In the past, I would find YouTube videos, tutorials, and maybe watch a demo on how the tool works, what its capabilities are.
This time around, I asked Codex about it. It showed me examples, use cases, created a sample codebase for me to explore, and I feel this approach is going to stick. Having an agent on the terminal that can run the same commands as me feels like a game changer now.
Terminal based access to AI Agents has become a fundamental part of my workflow. Something I cannot imagine working without. I’m excited to see what’s ahead in this space.
I did read this interesting article by Anthropic on how using agents impact our skills. It does make me worry a little. But, I have yet to think deeply about this topic.

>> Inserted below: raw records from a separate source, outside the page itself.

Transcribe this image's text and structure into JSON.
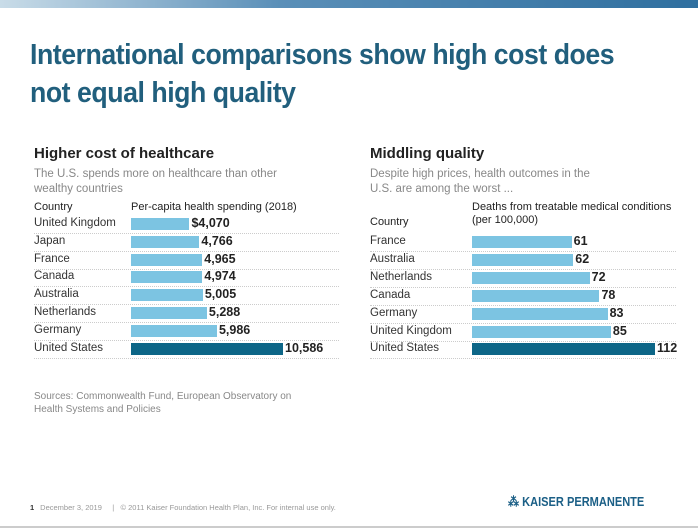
{
  "slide": {
    "title": "International comparisons show high cost does not equal high quality",
    "sources": "Sources: Commonwealth Fund, European Observatory on Health Systems and Policies",
    "footer": {
      "page": "1",
      "date": "December 3, 2019",
      "separator": "|",
      "copyright": "© 2011 Kaiser Foundation Health Plan, Inc. For internal use only."
    },
    "logo": "KAISER PERMANENTE"
  },
  "colors": {
    "bar": "#7cc4e2",
    "highlight": "#0d6687",
    "title": "#215f7d"
  },
  "chart_data": [
    {
      "type": "bar",
      "orientation": "horizontal",
      "title": "Higher cost of healthcare",
      "subtitle": "The U.S. spends more on healthcare than other wealthy countries",
      "category_header": "Country",
      "value_header": "Per-capita health spending (2018)",
      "categories": [
        "United Kingdom",
        "Japan",
        "France",
        "Canada",
        "Australia",
        "Netherlands",
        "Germany",
        "United States"
      ],
      "values": [
        4070,
        4766,
        4965,
        4974,
        5005,
        5288,
        5986,
        10586
      ],
      "labels": [
        "$4,070",
        "4,766",
        "4,965",
        "4,974",
        "5,005",
        "5,288",
        "5,986",
        "10,586"
      ],
      "highlight": "United States",
      "max": 10586
    },
    {
      "type": "bar",
      "orientation": "horizontal",
      "title": "Middling quality",
      "subtitle": "Despite high prices, health outcomes in the U.S. are among the worst ...",
      "category_header": "Country",
      "value_header": "Deaths from treatable medical conditions (per 100,000)",
      "categories": [
        "France",
        "Australia",
        "Netherlands",
        "Canada",
        "Germany",
        "United Kingdom",
        "United States"
      ],
      "values": [
        61,
        62,
        72,
        78,
        83,
        85,
        112
      ],
      "labels": [
        "61",
        "62",
        "72",
        "78",
        "83",
        "85",
        "112"
      ],
      "highlight": "United States",
      "max": 112
    }
  ]
}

Exciting times are ahead of us. We are witnessing a shift in the software paradigm right under our eyes. I am glad I am in some way able to take part in this, and excited to see what lies ahead.
What the future holds, I don’t really know. I eagerly wait for new releases, constantly get new ideas and try to build something, and always try to find & optimize my workflow around agents. I’m constantly learning from many others who have shared similar experiences.